Мне казалось — качается берег. Он был теперь сам по себе, отдельно от меня!
Я перехватил вещмешок в левую руку, правой взялся за скобу на крышке и, опустив ногу в люк, нащупал верхнюю ступеньку трапа.
Ну, вот кубрик…
Темноволосый матрос в накинутом на плечи бушлате сидел на рундуке справа. Он нагнулся — надевал ботинок. Рядом стоял старшина, мичманка его чуть не касалась плафона в потолке. «В подволоке», — поправил я себя. И улыбнулся. Старшина — он стягивал с верхней койки постельное белье — как раз в это время на меня посмотрел. Сдвинул на затылок мичманку — что, мол, еще такое? Плафон освещал его широкое лицо, белесые ресницы.
«Доложить, что прибыл?» — подумал я.
Старшина моргнул и отвернулся.
Еще один матрос возился у стола.
Я поискал место, где встать. Кубрик был тесный, по форме напоминал трапецию. Учил когда-то геометрию, знаю. В шестом классе, кажется. Кубрик мне тогда и не снился!

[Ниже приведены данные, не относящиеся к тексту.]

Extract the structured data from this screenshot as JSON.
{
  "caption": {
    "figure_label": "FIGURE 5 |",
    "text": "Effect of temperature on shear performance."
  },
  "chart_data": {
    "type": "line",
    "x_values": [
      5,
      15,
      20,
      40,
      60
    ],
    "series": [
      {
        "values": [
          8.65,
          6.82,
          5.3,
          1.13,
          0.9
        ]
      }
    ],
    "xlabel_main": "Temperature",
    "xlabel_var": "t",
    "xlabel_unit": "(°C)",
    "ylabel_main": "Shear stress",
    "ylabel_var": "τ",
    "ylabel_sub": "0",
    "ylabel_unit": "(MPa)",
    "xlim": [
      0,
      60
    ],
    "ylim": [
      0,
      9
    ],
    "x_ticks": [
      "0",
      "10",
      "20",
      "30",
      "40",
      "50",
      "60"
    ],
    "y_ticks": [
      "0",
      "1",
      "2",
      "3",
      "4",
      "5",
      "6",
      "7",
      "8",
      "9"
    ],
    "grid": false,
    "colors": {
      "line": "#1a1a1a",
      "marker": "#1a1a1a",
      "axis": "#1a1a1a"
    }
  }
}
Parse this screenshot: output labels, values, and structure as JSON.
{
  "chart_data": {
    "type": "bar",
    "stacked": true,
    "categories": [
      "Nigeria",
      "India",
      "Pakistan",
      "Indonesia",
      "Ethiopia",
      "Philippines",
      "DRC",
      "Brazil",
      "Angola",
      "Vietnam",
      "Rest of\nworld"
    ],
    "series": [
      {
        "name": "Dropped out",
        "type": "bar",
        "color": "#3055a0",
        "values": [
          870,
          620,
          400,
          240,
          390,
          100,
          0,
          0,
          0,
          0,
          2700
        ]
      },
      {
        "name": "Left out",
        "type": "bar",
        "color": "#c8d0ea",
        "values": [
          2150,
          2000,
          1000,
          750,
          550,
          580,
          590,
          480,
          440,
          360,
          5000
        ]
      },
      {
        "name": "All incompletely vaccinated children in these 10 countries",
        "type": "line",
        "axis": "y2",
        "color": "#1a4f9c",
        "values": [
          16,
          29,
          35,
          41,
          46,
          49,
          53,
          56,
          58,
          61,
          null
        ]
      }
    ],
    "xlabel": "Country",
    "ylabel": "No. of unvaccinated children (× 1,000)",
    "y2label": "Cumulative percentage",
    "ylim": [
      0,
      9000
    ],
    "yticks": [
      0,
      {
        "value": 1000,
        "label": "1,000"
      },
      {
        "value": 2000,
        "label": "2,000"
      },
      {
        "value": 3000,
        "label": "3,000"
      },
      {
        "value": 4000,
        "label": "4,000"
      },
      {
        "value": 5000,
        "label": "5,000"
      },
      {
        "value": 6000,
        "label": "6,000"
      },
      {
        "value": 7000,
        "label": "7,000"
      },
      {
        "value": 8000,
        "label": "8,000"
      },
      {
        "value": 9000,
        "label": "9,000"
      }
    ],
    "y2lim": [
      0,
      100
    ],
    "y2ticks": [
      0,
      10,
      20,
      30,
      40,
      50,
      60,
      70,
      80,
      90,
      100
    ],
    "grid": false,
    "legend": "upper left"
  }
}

Основание — переборка, у которой сейчас лучше всего встать, по сторонам, вдоль бортов, расположились внизу рундуки, вверху койки, и напротив, прямо передо мной, у другой переборки тоже был рундук, а над ним койка. Туда приткнулся небольшой стол.
Пахло нагретым железом, слабее — краской, пенькой. Под днищем катера то и дело чмокала вода. Через ровные промежутки времени. Можно было отсчитывать секунды по этим всплескам. Очень длинные секунды… Я опять увидел черные сопки над заливом, вспомнил, как цокали по палубе мои подковки, — стало одиноко.

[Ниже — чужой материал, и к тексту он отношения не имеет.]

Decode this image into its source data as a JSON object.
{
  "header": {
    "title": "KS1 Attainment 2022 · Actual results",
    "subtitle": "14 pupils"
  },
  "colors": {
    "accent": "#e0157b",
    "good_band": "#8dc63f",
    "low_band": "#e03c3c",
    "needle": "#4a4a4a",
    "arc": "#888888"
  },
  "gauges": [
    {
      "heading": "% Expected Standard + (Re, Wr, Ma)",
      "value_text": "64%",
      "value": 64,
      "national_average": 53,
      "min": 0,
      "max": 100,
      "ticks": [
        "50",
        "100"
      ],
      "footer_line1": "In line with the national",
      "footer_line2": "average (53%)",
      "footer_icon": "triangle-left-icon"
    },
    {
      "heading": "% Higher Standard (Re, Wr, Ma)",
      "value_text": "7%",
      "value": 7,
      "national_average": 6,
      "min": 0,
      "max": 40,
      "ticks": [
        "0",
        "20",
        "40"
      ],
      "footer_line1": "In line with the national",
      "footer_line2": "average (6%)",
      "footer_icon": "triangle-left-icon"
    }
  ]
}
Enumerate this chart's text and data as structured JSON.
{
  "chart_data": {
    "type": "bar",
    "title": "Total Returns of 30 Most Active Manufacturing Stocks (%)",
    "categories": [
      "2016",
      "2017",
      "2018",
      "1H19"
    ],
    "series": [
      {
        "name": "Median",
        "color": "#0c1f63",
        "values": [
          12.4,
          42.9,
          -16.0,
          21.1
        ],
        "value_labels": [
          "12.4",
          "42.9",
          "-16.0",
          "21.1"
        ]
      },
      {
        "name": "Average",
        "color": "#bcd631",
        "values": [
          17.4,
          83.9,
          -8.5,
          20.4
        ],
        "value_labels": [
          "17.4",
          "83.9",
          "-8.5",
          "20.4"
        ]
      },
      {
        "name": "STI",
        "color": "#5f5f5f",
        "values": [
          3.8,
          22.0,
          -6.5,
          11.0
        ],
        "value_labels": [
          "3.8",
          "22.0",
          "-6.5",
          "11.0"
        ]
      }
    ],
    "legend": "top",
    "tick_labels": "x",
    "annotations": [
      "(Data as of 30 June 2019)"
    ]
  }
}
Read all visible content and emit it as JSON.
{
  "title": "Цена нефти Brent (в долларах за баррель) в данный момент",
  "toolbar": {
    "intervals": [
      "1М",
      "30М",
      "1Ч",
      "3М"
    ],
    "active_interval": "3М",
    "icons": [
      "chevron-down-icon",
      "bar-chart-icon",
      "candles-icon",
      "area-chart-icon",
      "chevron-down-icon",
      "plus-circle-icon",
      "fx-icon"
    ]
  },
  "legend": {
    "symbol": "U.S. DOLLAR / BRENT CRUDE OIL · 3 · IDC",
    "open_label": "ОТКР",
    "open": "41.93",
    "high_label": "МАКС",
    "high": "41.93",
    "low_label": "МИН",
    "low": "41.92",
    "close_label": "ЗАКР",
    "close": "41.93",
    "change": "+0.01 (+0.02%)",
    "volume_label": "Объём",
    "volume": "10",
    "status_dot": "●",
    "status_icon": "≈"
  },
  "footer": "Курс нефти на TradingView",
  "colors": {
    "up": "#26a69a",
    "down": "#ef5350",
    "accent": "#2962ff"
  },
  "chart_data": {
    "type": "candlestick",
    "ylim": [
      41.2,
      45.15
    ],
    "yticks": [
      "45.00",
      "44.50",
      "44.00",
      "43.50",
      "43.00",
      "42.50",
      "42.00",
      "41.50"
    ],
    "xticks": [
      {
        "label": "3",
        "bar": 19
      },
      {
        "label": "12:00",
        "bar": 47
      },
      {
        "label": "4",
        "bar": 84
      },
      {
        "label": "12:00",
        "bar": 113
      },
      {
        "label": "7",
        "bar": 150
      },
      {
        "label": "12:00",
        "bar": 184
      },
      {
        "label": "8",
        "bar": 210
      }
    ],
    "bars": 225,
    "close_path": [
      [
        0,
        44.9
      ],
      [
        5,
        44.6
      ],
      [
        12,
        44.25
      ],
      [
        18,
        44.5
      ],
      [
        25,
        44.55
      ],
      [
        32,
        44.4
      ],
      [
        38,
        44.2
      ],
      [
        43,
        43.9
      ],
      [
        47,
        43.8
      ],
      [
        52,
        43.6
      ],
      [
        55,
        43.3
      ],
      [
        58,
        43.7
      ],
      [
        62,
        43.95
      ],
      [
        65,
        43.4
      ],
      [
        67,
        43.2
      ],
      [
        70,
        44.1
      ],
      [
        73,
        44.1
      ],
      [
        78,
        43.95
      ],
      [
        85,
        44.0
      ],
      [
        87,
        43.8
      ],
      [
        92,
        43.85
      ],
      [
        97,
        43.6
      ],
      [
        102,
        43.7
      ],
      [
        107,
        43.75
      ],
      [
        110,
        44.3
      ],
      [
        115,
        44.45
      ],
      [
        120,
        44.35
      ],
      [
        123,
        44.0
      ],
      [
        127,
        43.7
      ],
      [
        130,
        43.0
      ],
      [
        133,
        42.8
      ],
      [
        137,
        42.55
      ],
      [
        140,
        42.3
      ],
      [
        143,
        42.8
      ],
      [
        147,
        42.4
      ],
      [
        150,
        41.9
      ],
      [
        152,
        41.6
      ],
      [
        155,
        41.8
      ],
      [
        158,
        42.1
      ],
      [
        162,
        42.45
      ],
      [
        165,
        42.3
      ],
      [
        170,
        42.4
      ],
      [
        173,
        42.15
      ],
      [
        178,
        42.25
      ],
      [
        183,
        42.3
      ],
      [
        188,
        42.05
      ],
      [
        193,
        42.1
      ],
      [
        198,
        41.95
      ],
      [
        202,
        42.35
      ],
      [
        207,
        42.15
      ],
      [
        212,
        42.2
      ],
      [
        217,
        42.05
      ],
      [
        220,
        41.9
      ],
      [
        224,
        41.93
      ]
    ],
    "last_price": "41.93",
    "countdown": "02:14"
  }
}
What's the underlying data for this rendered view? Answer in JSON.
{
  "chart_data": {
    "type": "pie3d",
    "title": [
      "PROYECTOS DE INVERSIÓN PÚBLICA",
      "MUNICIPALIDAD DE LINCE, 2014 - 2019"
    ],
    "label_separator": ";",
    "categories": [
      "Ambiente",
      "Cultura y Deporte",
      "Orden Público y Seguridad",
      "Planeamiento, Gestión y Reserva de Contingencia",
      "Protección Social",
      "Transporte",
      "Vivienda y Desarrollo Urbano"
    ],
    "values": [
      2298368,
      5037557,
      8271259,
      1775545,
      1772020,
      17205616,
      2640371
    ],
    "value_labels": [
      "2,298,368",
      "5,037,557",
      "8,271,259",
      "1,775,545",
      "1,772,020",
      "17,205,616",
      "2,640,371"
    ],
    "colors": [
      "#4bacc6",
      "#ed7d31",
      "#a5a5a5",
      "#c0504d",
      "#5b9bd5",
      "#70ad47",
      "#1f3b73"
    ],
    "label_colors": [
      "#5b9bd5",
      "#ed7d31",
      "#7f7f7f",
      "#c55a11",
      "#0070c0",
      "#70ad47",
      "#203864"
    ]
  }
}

— Завяжи. — Матрос в бушлате кивнул на расшнурованный ботинок.
— Это вы мне?
Он поднял глаза, в них мелькнули удивление и досада:
— Обознался…
Глаза были сухие к горячие У меня в груди стало припекать, пока они смотрели… «Обознался»!
Парень, который возился у стола, быстро шагнул к нему, присел на корточки;
— Давай, Костя.
Матрос в бушлате выпрямился и стер со лба капельки пота.
Бушлат соскользнул с его плеча.
Я увидел, что оно забинтовано. Сквозь бинт проступало бурое пятно.